Urban revitalization -- but at what cost?

Uncertainty: Tenants of subsidized housing have played a vital role in Ridgely's Delight's resurgence. Now they fear they might be forced out.

March 11, 2002|By Eric Siegel | Eric Siegel,SUN STAFF

Two decades ago, Vanessa Ball became one of the first residents of a subsidized apartment project in an area of Southwest Baltimore in the midst of extensive revitalization.

Today, the rundown rowhouses that pockmarked Ridgely's Delight have been transformed into spiffy showpieces; the neighborhood is a mix of downtown workers, older residents and student renters from the University of Maryland's Baltimore campus -- and the plot of land abutting the eastern edge of the community is Oriole Park at Camden Yards.

But Ball and other low-income tenants of the Ridgely's Delight Apartments worry that the area's resurgence could result in their displacement.

The property owner, an affiliate of prominent developer Struever Bros., Eccles & Rouse, has given notice that it does not intend to renew its federal contracts to provide affordable housing when the 20-year pacts covering the project expire next month. The company wants to remodel the 46-unit project, with an eye to offering the apartments at higher market-rate rentals or possibly as condominiums.

"I don't think it's fair," said Ball, 38, a $7.50-an-hour garment worker who lives with her two children, ages 17 and 10. "Now that the neighborhood's gotten better, they want us out."

To advocates of affordable housing, the situation involving Ball's development -- where the units are scattered among several nearby buildings -- highlights what they say is a growing problem in Maryland and nationwide.

As long-term contracts expire, hundreds of property owners, many in improving neighborhoods, are choosing to opt out of agreements to provide project-based Section 8 housing, where a set number of units or entire buildings are designated as subsidized units, and replacing them with market-rate rentals. Hundreds more are taking advantage of recent legislation to prepay their federal mortgages and stop offering low-income units.

`It's a real dilemma'

Nearly 200,000 affordable housing units have been lost, about 5,000 of them in Maryland, according to the National Housing Trust, a Washington-based nonprofit group that preserves and lobbies for low-income rental housing. Although some tenants are able to stay in their apartments using specially issued vouchers worth more money, when those tenants do move out, the units typically are converted to market-rate rentals, said Michael Bodaken, president of the organization.
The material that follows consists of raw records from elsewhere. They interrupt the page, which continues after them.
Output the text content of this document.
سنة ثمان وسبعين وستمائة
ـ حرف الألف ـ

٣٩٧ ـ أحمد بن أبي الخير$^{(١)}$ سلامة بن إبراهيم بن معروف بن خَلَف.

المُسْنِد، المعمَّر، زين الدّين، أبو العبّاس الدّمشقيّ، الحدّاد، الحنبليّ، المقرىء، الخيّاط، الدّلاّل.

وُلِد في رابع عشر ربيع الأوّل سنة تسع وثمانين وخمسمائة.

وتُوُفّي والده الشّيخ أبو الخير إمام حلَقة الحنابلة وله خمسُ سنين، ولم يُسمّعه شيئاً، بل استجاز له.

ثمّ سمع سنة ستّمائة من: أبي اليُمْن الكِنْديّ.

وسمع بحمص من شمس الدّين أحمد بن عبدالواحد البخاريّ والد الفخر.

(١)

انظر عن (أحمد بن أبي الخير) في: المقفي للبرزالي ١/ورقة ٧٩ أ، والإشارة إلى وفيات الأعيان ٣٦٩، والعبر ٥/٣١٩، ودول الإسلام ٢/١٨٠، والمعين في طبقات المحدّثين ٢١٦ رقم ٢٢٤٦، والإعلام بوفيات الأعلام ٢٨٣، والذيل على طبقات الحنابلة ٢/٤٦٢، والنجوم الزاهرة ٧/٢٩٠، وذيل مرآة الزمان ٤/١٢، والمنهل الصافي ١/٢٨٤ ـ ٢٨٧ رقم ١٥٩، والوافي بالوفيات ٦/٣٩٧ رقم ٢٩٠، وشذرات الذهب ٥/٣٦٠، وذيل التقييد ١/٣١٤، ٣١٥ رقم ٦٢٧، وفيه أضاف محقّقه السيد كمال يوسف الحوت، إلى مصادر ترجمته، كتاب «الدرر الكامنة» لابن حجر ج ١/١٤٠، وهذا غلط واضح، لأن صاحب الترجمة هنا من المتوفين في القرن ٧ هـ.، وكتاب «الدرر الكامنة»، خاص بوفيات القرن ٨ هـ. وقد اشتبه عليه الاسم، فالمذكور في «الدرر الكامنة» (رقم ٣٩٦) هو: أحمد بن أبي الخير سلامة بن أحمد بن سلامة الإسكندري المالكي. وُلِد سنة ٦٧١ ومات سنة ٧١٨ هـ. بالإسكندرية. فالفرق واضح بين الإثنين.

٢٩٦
"We're losing affordable housing stock, and we're not replacing it," he said. "It's a real dilemma."

Legal Aid officials, who advise tenants whose buildings are being converted, said developments opting out of the project-based Section 8 program are scattered throughout the state, though most are located in the Washington suburbs. In Baltimore, in addition to Ridgely's Delight, two buildings just north of downtown and one in Sharp-Leadenhall in southern Baltimore have either left the program or are considering doing so, they said, adding that they fear more may follow suit.

Bodaken and other housing advocates say the issue is not just the number of units being lost, but where they are located.

"The irony is that the developments that most meet the contemporary goals of having affordable housing in mixed-income neighborhoods are the ones we are most likely to lose," said Barbara A. Samuels, an attorney with the ACLU of Maryland, which negotiated a court decree with the city to give public housing residents an opportunity to move out of impoverished areas. "We're not only losing units, we're losing the best units."

Under federal law, tenants such as Ball in buildings where project-based contracts have expired can stay with vouchers to cover higher rents -- provided that their apartments remain for rent and that the federal government considers the new rents to be reasonable.

To the tenants at Ridgely's Delight, one problem is that the owners have not made clear what they plan to do with their property.

A Struever Bros. executive said that the company wants to do extensive renovations of the properties and then "see what happens" with the market.

Michael V. Seipp, Struever's director of development for rental housing, said the company might maintain a mix of market-rate and subsidized units, but reiterated that the firm no longer wanted to make a long-term commitment to maintaining the entire project as affordable housing. "It limits your options as an owner," he said.

While expressing "empathy" for the tenants, Seipp said the company's decision was an encouraging sign for the city and the neighborhood. "It means that there are good things happening in the real estate market," he said.